In the case of EI, details are still emerging and the principals involved have somewhat different versions of what happened and why. Nonetheless, what is clear is that Garcia enjoys the support of many in the community, even those who may not support his style of leadership. Many have expressed a sense that Garcia's firing happened in the wrong way and at the wrong time. Last week, Cherkasov stated that there is never a right time for such a decision. Yet, that may not appease those who see an ominous significance in the fact that Garcia was let go shortly after the passage of a historic civil-unions bill ( an effort that was coordinated by a confluence of organizations and legislators including Rep. Greg Harris, not just EI ) and the week before Christmas.
Garcia was at the organization for its entire existence, as a co-founder. He was its face and voice. That speaks to his longevity as an organizer and the unique stamp he provided EI, but it may also indicate that, perhaps, his departure was inevitable as part of the natural course of a long-standing non-profit poised at a transition point. Nevertheless, the firing has undoubtedly left a sore spot in the community and if responses so far are an indication, EI has some explaining to do.
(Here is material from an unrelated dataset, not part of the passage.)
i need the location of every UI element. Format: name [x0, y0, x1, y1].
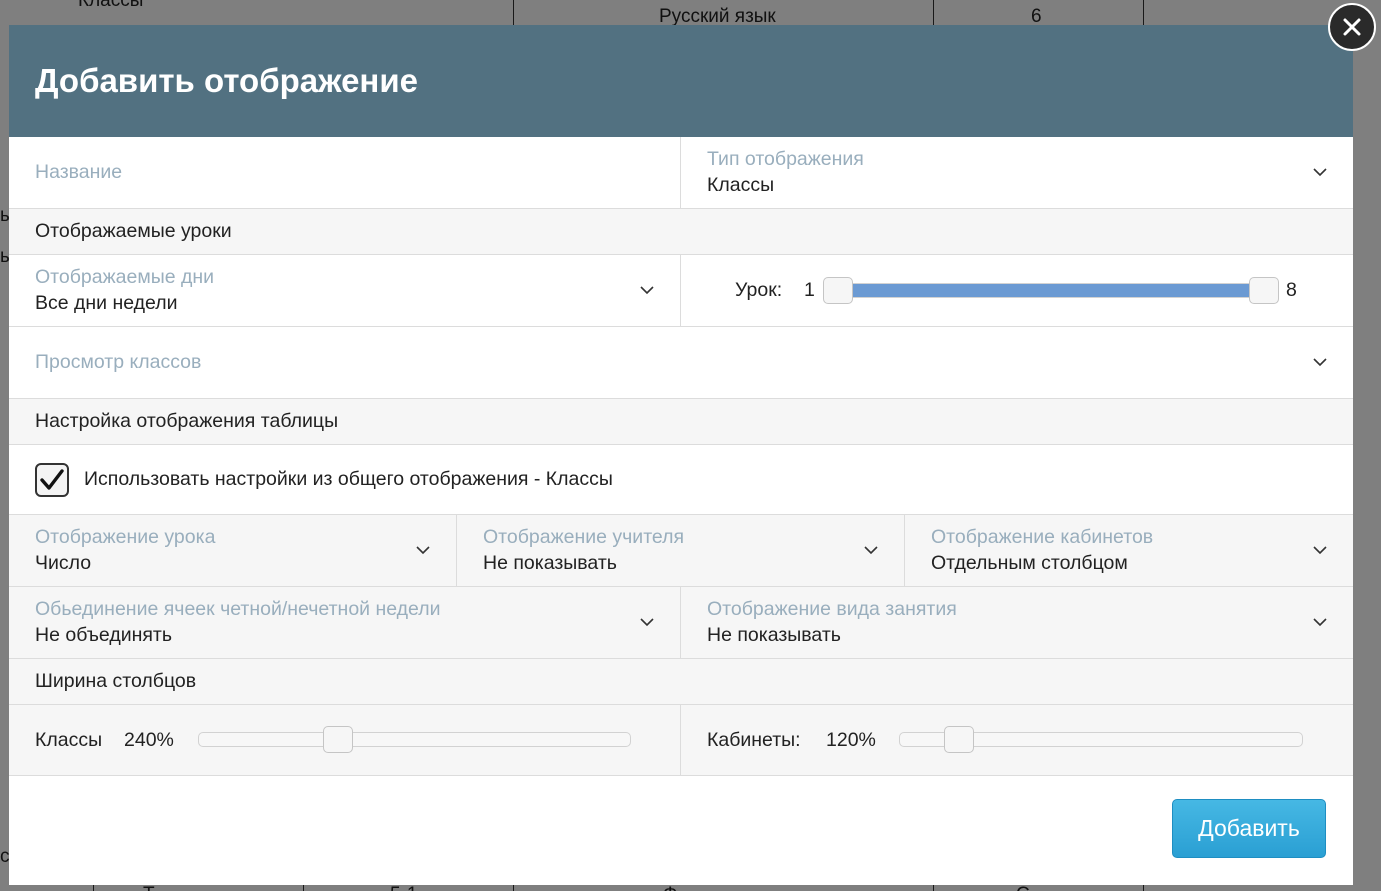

According to Czar, "the organization was severely hurt by the way they handled this. Throwing out our elders, one of the founders, out, without a word to the community is disgusting. I think that Equality Illinois has to remember that not only does it represent the community, but it's also supported by the community [ in its ] finances and volunteers, and I think they're going to be a little more hard-pressed right now to get that support."